The most famous example of a double yet to be achieved is Het Volk and the Tour of Flanders. The knowledge tells us that, in a similar way to the Malédiction de la Marseillaise, if your form is good enough to win Het Volk so early in the season, you’ll probably have dropped off a bit by the time the Ronde comes round in April. But again, there are examples which make a nonsense of this. For instance, look at the Het Volk & Paris-Roubaix box. Johan Museeuw, Franco Ballerini and Merckx have all managed to couple wins at Het Volk with a race which is held a week later than the Tour of Flanders. Perhaps the Het Volk/Flanders double has become more of a psychological blocker for riders now as it is now something that is regularly discussed.

The final blank box in the list of doubles is Kuurne-Brussels-Kuurne and Ghent-Wevelgem. This simply looks like an anomaly that it has never been done.

Another notable feature of this table, for someone with an unashamed Irish bent such as myself, is the absence of Sean Kelly’s name. For a man synonymous with winning all year and as a cobbled classics specialist, he won surprisingly few of these races. He ‘only’ had three wins – one Ghent-Wevelgem and two editions of Paris-Roubaix.

The most prestigious double is of course the two monuments – the Tour of Flanders and Paris-Roubaix. In spite of this, or perhaps because of it, it is the one which has been achieved the most. Who really cares about a double of, say, Kuurne-Brussels-Kuurne and the E3 Prijs. It’s not ‘a thing’. Nobody will speak about the possiblity of doing this double for any rider who might be entering E3 Prijs having already won in Kuurne earlier in the year. But a Flanders/Roubaix double, now that’s a thing. A chance to elevate oneself to the level of cycling immortality. It has been done 11 times by nine different riders.
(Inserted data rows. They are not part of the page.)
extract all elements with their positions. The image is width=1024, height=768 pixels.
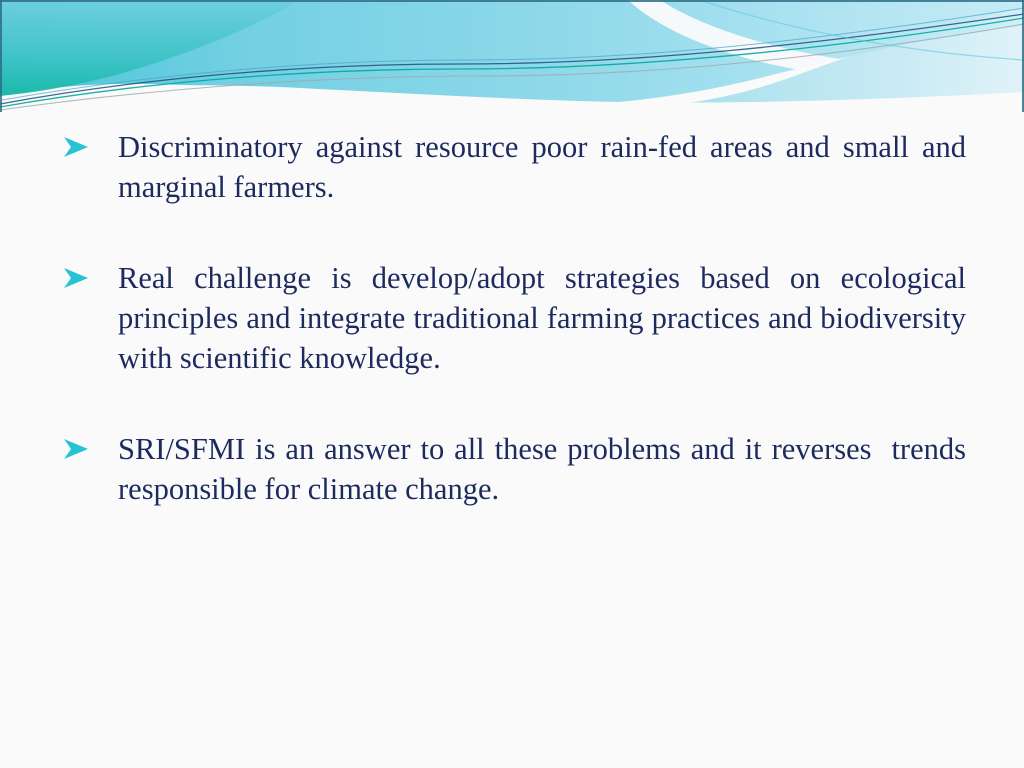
- arrowhead-bullet-icon: [62, 430, 118, 461]
- bullet-item: SRI/SFMI is an answer to all these probl…: [62, 430, 966, 509]
- bullet-text: Discriminatory against resource poor rai…: [118, 128, 966, 207]
- bullet-item: Real challenge is develop/adopt strategi…: [62, 259, 966, 378]
- bullet-item: Discriminatory against resource poor rai…: [62, 128, 966, 207]
- slide-frame-left: [0, 0, 2, 112]
- bullet-text: SRI/SFMI is an answer to all these probl…: [118, 430, 966, 509]
- bullet-text: Real challenge is develop/adopt strategi…: [118, 259, 966, 378]
- arrowhead-bullet-icon: [62, 128, 118, 159]
- presentation-slide: Discriminatory against resource poor rai…: [0, 0, 1024, 768]
- flow-wave-banner: [0, 0, 1024, 112]
- arrowhead-bullet-icon: [62, 259, 118, 290]
- slide-frame-top: [0, 0, 1024, 2]
- slide-body: Discriminatory against resource poor rai…: [62, 128, 966, 509]
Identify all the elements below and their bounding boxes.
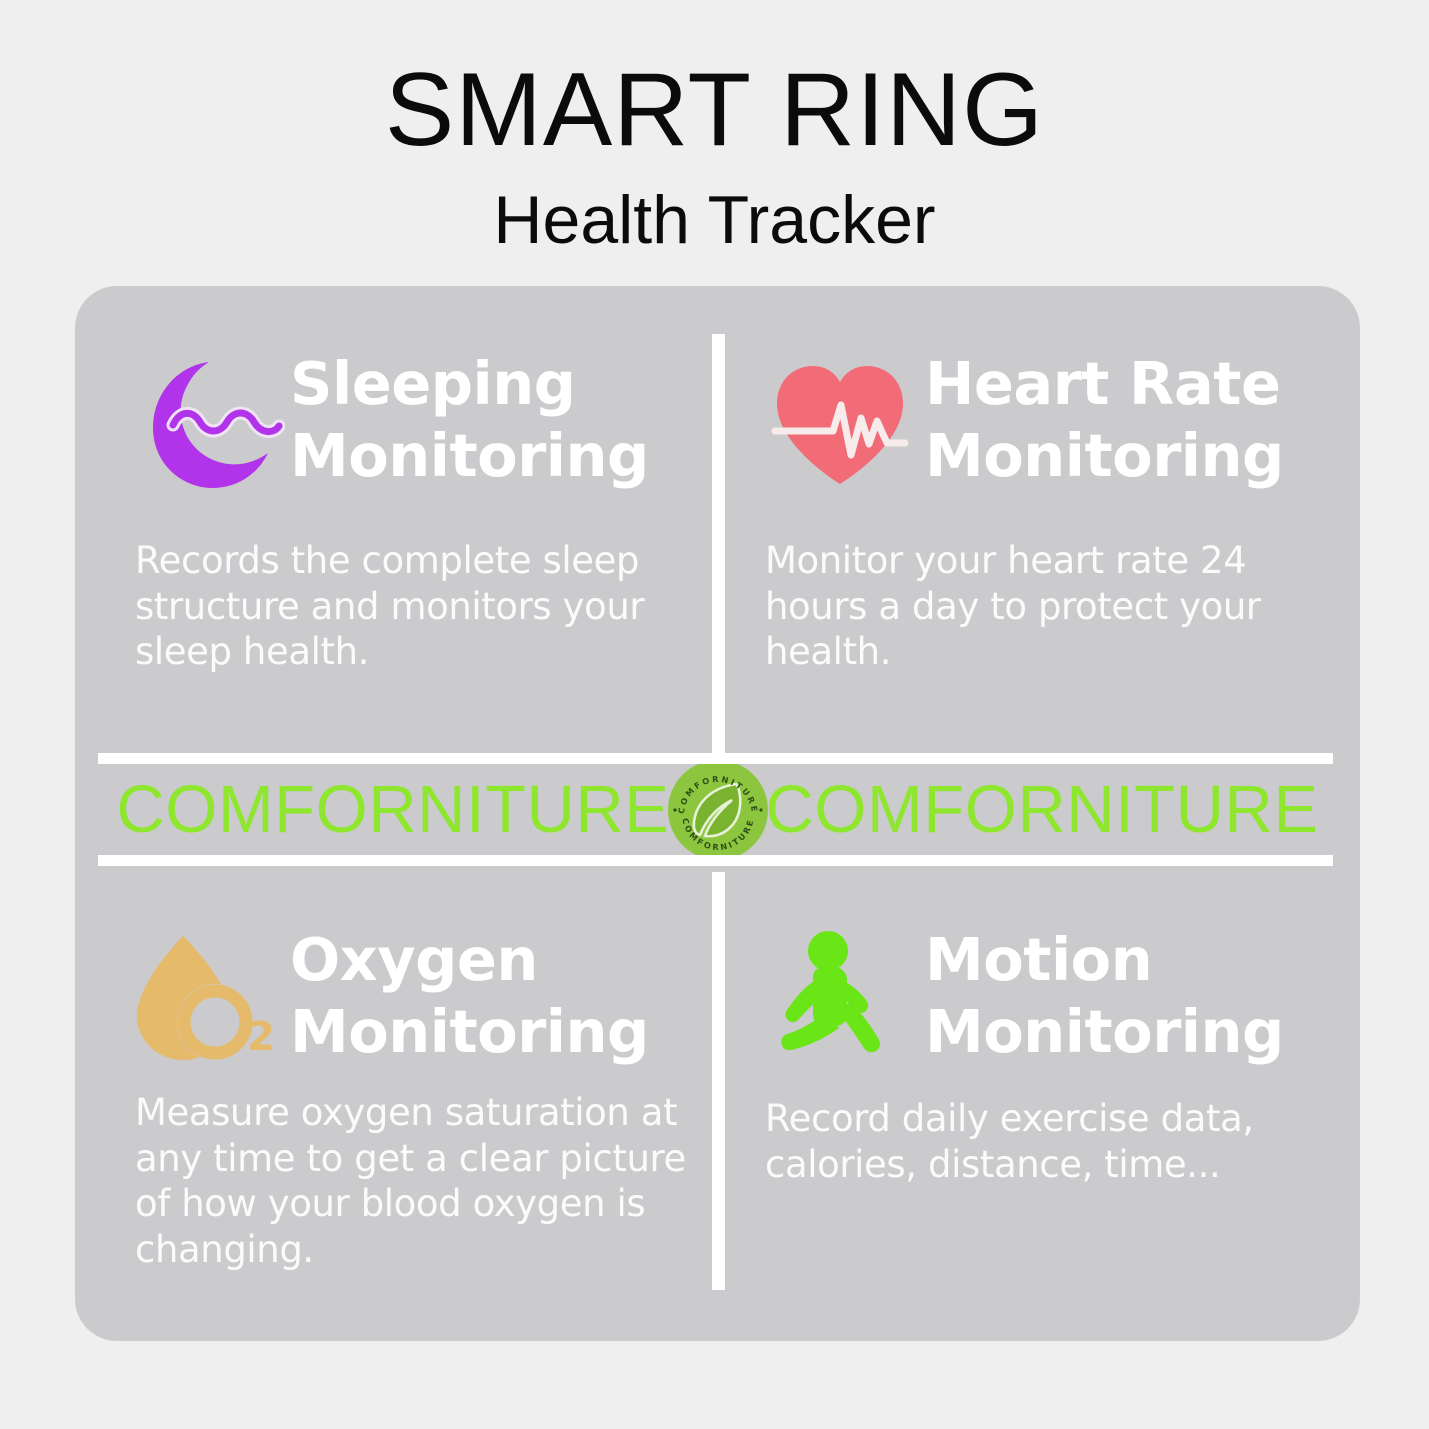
oxygen-droplet-icon: 2 xyxy=(135,924,285,1074)
comforniture-logo: COMFORNITURE COMFORNITURE xyxy=(666,764,770,855)
feature-description: Measure oxygen saturation at any time to… xyxy=(135,1090,700,1272)
running-person-icon xyxy=(765,924,915,1074)
heart-pulse-icon xyxy=(765,348,915,498)
vertical-divider-top xyxy=(712,334,725,754)
vertical-divider-bottom xyxy=(712,872,725,1290)
feature-description: Records the complete sleep structure and… xyxy=(135,538,700,675)
page-subtitle: Health Tracker xyxy=(0,186,1429,254)
feature-description: Monitor your heart rate 24 hours a day t… xyxy=(765,538,1330,675)
feature-motion-monitoring: Motion Monitoring Record daily exercise … xyxy=(765,924,1330,1187)
watermark-text-left: COMFORNITURE xyxy=(116,776,669,843)
feature-sleeping-monitoring: Sleeping Monitoring Records the complete… xyxy=(135,348,700,675)
horizontal-divider-bottom xyxy=(98,855,1333,866)
feature-description: Record daily exercise data, calories, di… xyxy=(765,1096,1330,1187)
feature-header: Heart Rate Monitoring xyxy=(765,348,1330,498)
page-title: SMART RING xyxy=(0,58,1429,162)
svg-text:2: 2 xyxy=(247,1014,275,1060)
feature-heart-rate-monitoring: Heart Rate Monitoring Monitor your heart… xyxy=(765,348,1330,675)
feature-header: Motion Monitoring xyxy=(765,924,1330,1074)
feature-header: Sleeping Monitoring xyxy=(135,348,700,498)
crescent-moon-icon xyxy=(135,348,285,498)
horizontal-divider-top xyxy=(98,753,1333,764)
feature-header: 2 Oxygen Monitoring xyxy=(135,924,700,1074)
page-header: SMART RING Health Tracker xyxy=(0,0,1429,254)
watermark-band: COMFORNITURE COMFORNITURE COMFORNITURE xyxy=(75,764,1360,855)
watermark-text-right: COMFORNITURE xyxy=(766,776,1319,843)
features-card: Sleeping Monitoring Records the complete… xyxy=(75,286,1360,1341)
feature-oxygen-monitoring: 2 Oxygen Monitoring Measure oxygen satur… xyxy=(135,924,700,1272)
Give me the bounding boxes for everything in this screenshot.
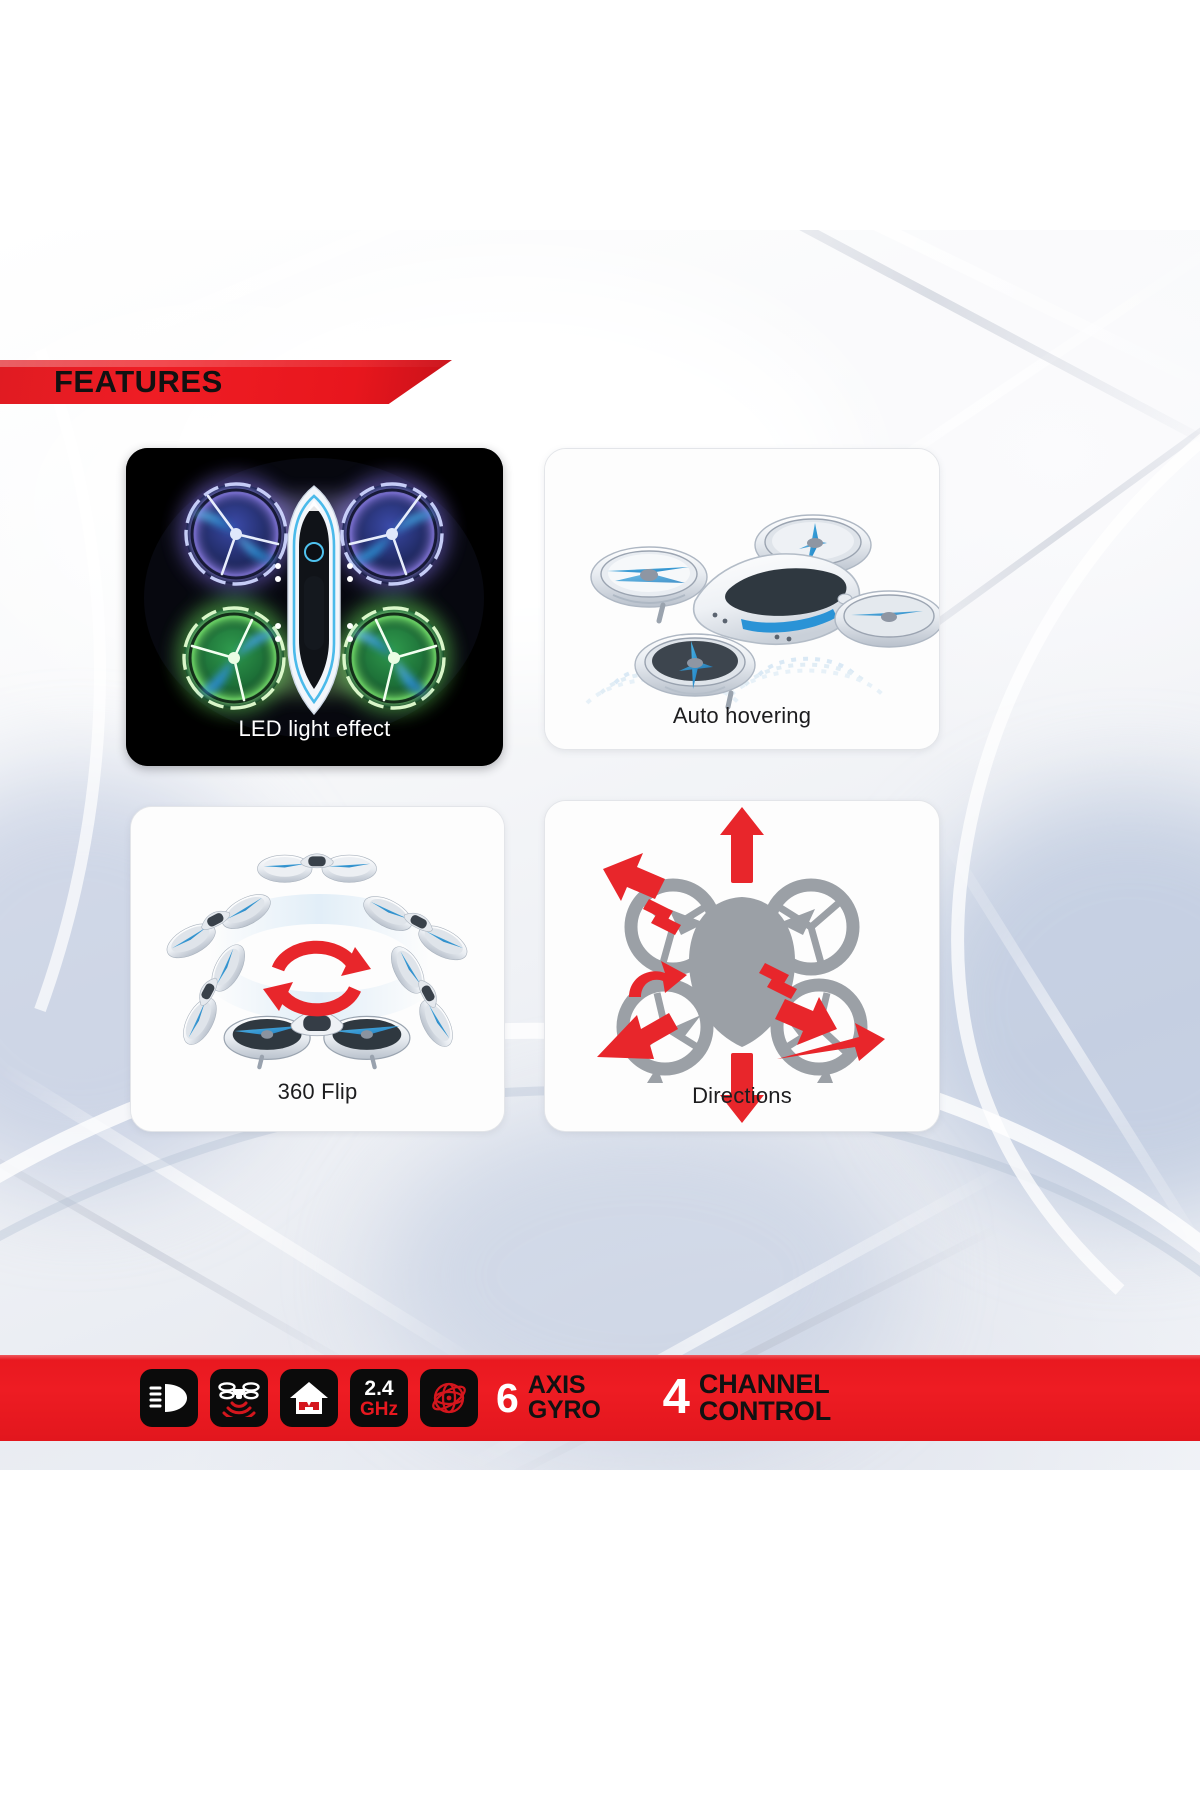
feature-card-directions[interactable]: Directions: [544, 800, 940, 1132]
led-headlight-icon: [140, 1369, 198, 1427]
feature-card-led-light-effect[interactable]: LED light effect: [126, 448, 503, 766]
frequency-value: 2.4: [364, 1378, 393, 1399]
frequency-icon: 2.4 GHz: [350, 1369, 408, 1427]
drone-silhouette-arrows-icon: [545, 801, 939, 1131]
feature-card-label: Auto hovering: [545, 703, 939, 729]
feature-card-label: LED light effect: [126, 716, 503, 742]
spec-axis-line1: AXIS: [528, 1373, 601, 1398]
feature-card-label: 360 Flip: [131, 1079, 504, 1105]
frequency-unit: GHz: [360, 1400, 398, 1419]
spec-axis-number: 6: [496, 1380, 519, 1416]
spec-channel-line1: CHANNEL: [699, 1371, 831, 1398]
spec-axis-gyro: 6 AXIS GYRO: [496, 1373, 601, 1423]
features-grid: LED light effect: [126, 448, 938, 1130]
spec-channel-control: 4 CHANNEL CONTROL: [663, 1371, 831, 1425]
product-feature-poster: FEATURES: [0, 0, 1200, 1800]
drone-signal-icon: [210, 1369, 268, 1427]
feature-card-auto-hovering[interactable]: Auto hovering: [544, 448, 940, 750]
page-title: FEATURES: [54, 366, 223, 398]
feature-card-360-flip[interactable]: 360 Flip: [130, 806, 505, 1132]
specs-footer-content: 2.4 GHz 6 AXIS GYRO 4: [0, 1355, 1200, 1441]
spec-channel-line2: CONTROL: [699, 1398, 831, 1425]
feature-card-label: Directions: [545, 1083, 939, 1109]
return-home-icon: [280, 1369, 338, 1427]
spec-channel-number: 4: [663, 1376, 690, 1419]
gyro-globe-icon: [420, 1369, 478, 1427]
spec-axis-line2: GYRO: [528, 1398, 601, 1423]
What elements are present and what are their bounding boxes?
Again, Boonen and Cancellara showing just how dominant they were as they’re the only two to have done it twice.

Of all the riders in this table, plenty of the greatest cyclists of all time, only one of them has won all seven of these races in their career. And for once with stats like these, it is not Eddy Merckx – he never won Dwars Door Vlaanderen or the E3 Prijs. It’s not Boonen either. He has never won Het Volk, and now he never will. Nor is it Johan Museeuw, surprisingly there’s a Ghent-Wevelgem shaped hole missing on his palmares.

The only rider who has won all seven of these races in their career is Jan Raas.